As connected vehicles and charging networks continue to evolve into highly software-defined environments, the session reinforced the importance of secure-by-design engineering, continuous vulnerability research, and deeper collaboration among automakers, suppliers, and infrastructure operators to strengthen resilience across the broader mobility ecosystem.
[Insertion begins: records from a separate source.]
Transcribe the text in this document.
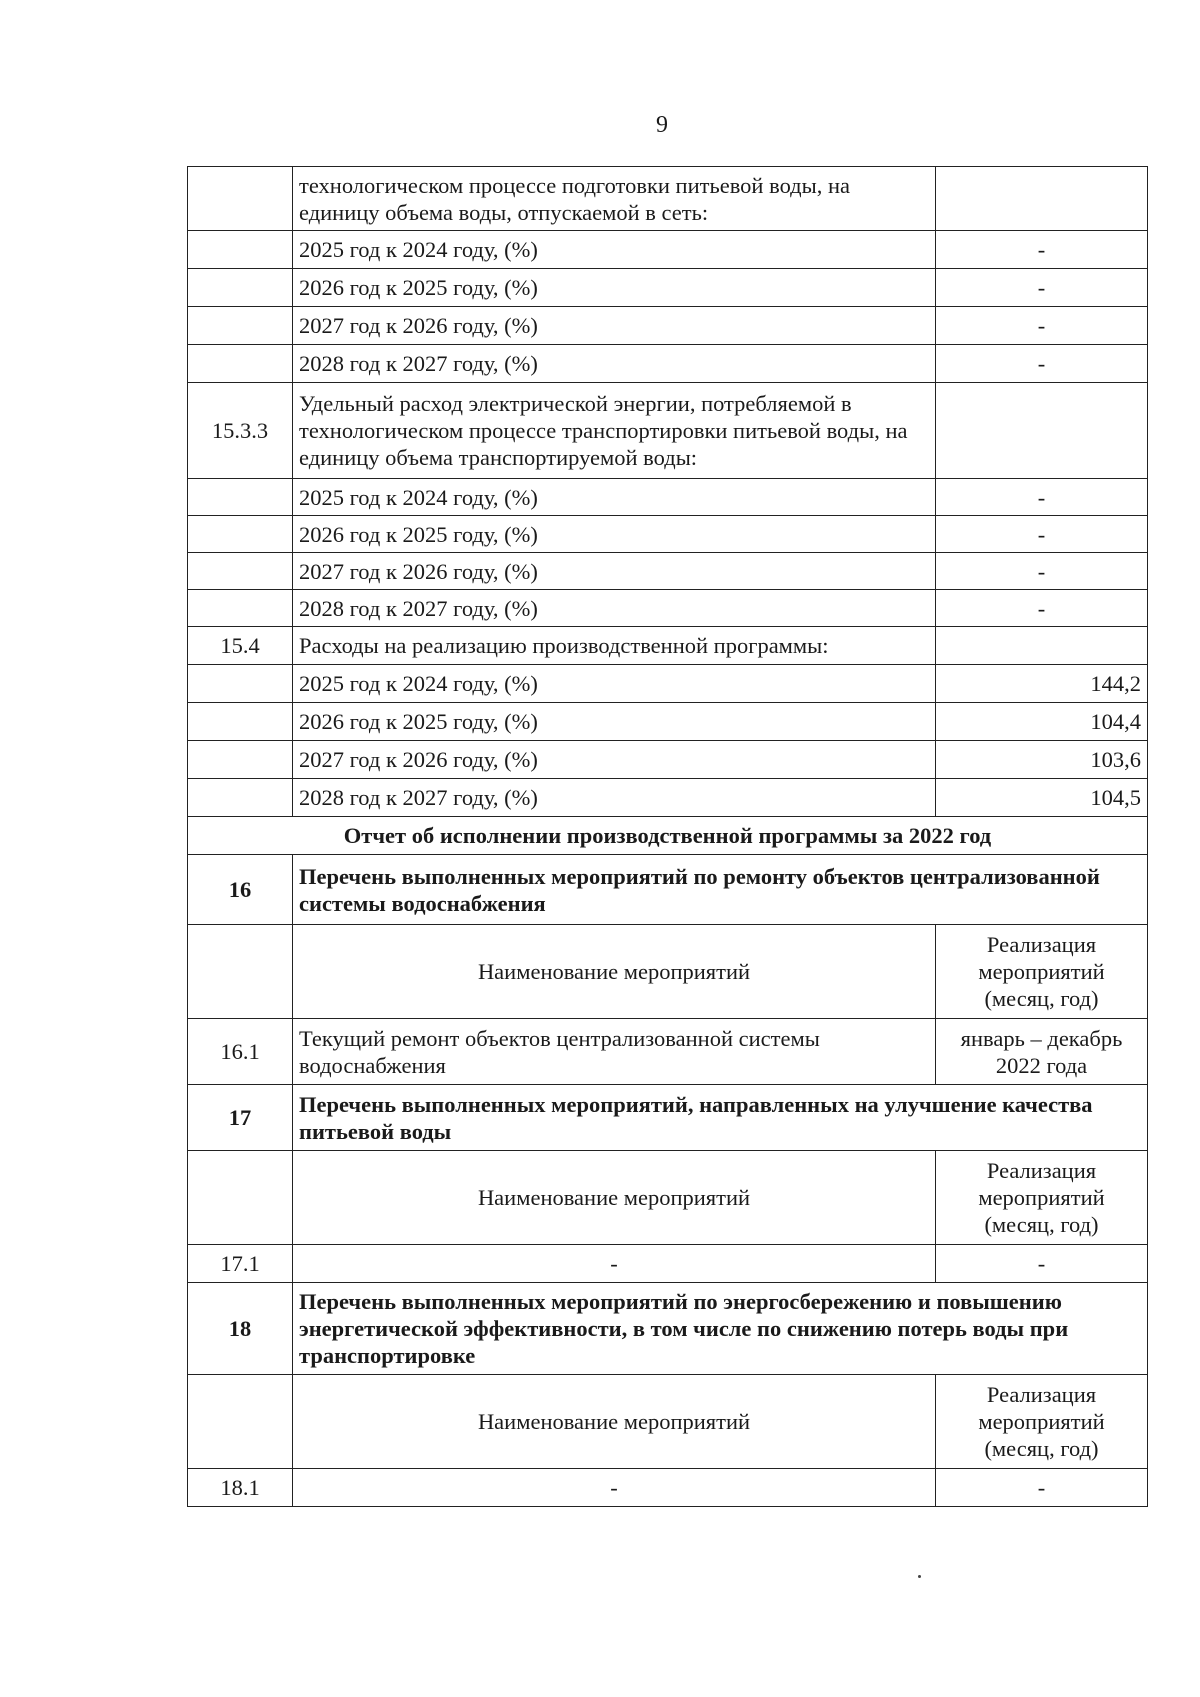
9
	технологическом процессе подготовки питьевой воды, на единицу объема воды, отпускаемой в сеть:	
	2025 год к 2024 году, (%)	-
	2026 год к 2025 году, (%)	-
	2027 год к 2026 году, (%)	-
	2028 год к 2027 году, (%)	-
15.3.3	Удельный расход электрической энергии, потребляемой в технологическом процессе транспортировки питьевой воды, на единицу объема транспортируемой воды:	
	2025 год к 2024 году, (%)	-
	2026 год к 2025 году, (%)	-
	2027 год к 2026 году, (%)	-
	2028 год к 2027 году, (%)	-
15.4	Расходы на реализацию производственной программы:	
	2025 год к 2024 году, (%)	144,2
	2026 год к 2025 году, (%)	104,4
	2027 год к 2026 году, (%)	103,6
	2028 год к 2027 году, (%)	104,5
Отчет об исполнении производственной программы за 2022 год		
16	Перечень выполненных мероприятий по ремонту объектов централизованной системы водоснабжения	
	Наименование мероприятий	Реализация мероприятий (месяц, год)
16.1	Текущий ремонт объектов централизованной системы водоснабжения	январь – декабрь 2022 года
17	Перечень выполненных мероприятий, направленных на улучшение качества питьевой воды	
	Наименование мероприятий	Реализация мероприятий (месяц, год)
17.1	-	-
18	Перечень выполненных мероприятий по энергосбережению и повышению энергетической эффективности, в том числе по снижению потерь воды при транспортировке	
	Наименование мероприятий	Реализация мероприятий (месяц, год)
18.1	-	-
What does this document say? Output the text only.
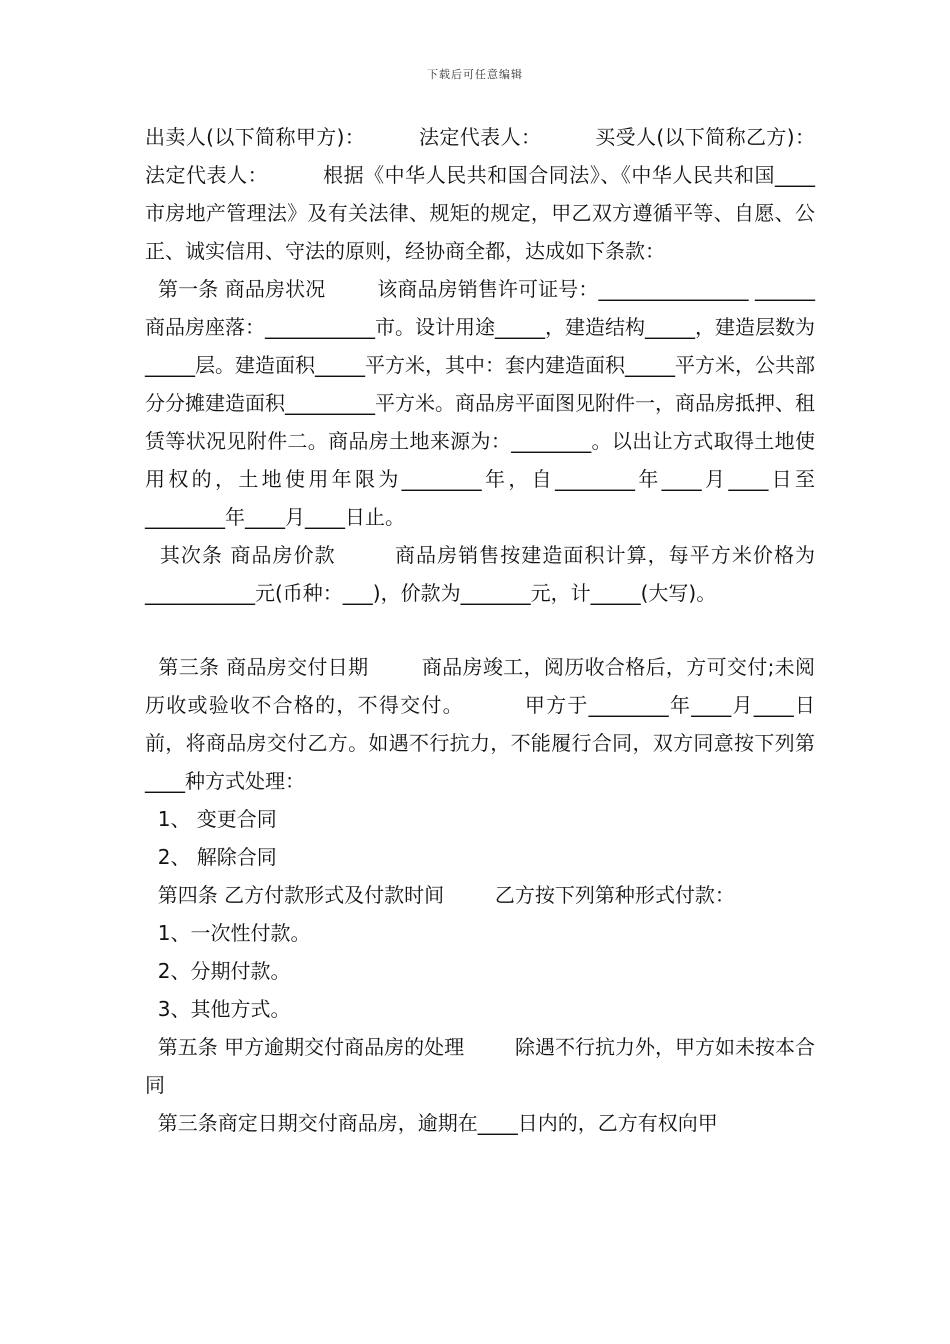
下载后可任意编辑

出卖人(以下简称甲方)：        法定代表人：        买受人(以下简称乙方)：        法定代表人：        根据《中华人民共和国合同法》、《中华人民共和国____市房地产管理法》及有关法律、规矩的规定，甲乙双方遵循平等、自愿、公正、诚实信用、守法的原则，经协商全都，达成如下条款：

第一条 商品房状况        该商品房销售许可证号：_______________ ______ 商品房座落：___________市。设计用途_____，建造结构_____，建造层数为_____层。建造面积_____平方米，其中：套内建造面积_____平方米，公共部分分摊建造面积_________平方米。商品房平面图见附件一，商品房抵押、租赁等状况见附件二。商品房土地来源为：________。以出让方式取得土地使用权的，土地使用年限为________年，自________年____月____日至________年____月____日止。

其次条 商品房价款        商品房销售按建造面积计算，每平方米价格为___________元(币种：___)，价款为_______元，计_____(大写)。

第三条 商品房交付日期        商品房竣工，阅历收合格后，方可交付;未阅历收或验收不合格的，不得交付。        甲方于________年____月____日前，将商品房交付乙方。如遇不行抗力，不能履行合同，双方同意按下列第____种方式处理：

1、 变更合同

2、 解除合同

第四条 乙方付款形式及付款时间        乙方按下列第种形式付款：

1、一次性付款。

2、分期付款。

3、其他方式。

第五条 甲方逾期交付商品房的处理        除遇不行抗力外，甲方如未按本合同

第三条商定日期交付商品房，逾期在____日内的，乙方有权向甲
Key takeaways from RSAC 2026
The research that TrendAI™ presented across two sessions at RSAC 2026 highlighted a clear inflection point for defenders: cyberthreats are becoming faster, more autonomous, and more adaptive than traditional security models can handle. From the emergence of agentic AI‑driven cybercrime to systemic weaknesses in EV charging infrastructure, adversaries are increasingly operating at machine speed across both digital and cyber-physical environments.
TrendAI™ also hosted immersive, invite‑only activations during RSAC 2026 as a forum for practical dialogue. Through customer use cases, peer discussion, and hands‑on engagement with the TrendAI Vision One™ platform, security leaders explored how AI‑driven insights can be operationalized to stay proactively secure.
Ultimately, the takeaway from RSAC 2026 is clear: defending against the next generation of threats will require a combination of rigorous research, shared community insight, and security platforms designed to operate at machine speed.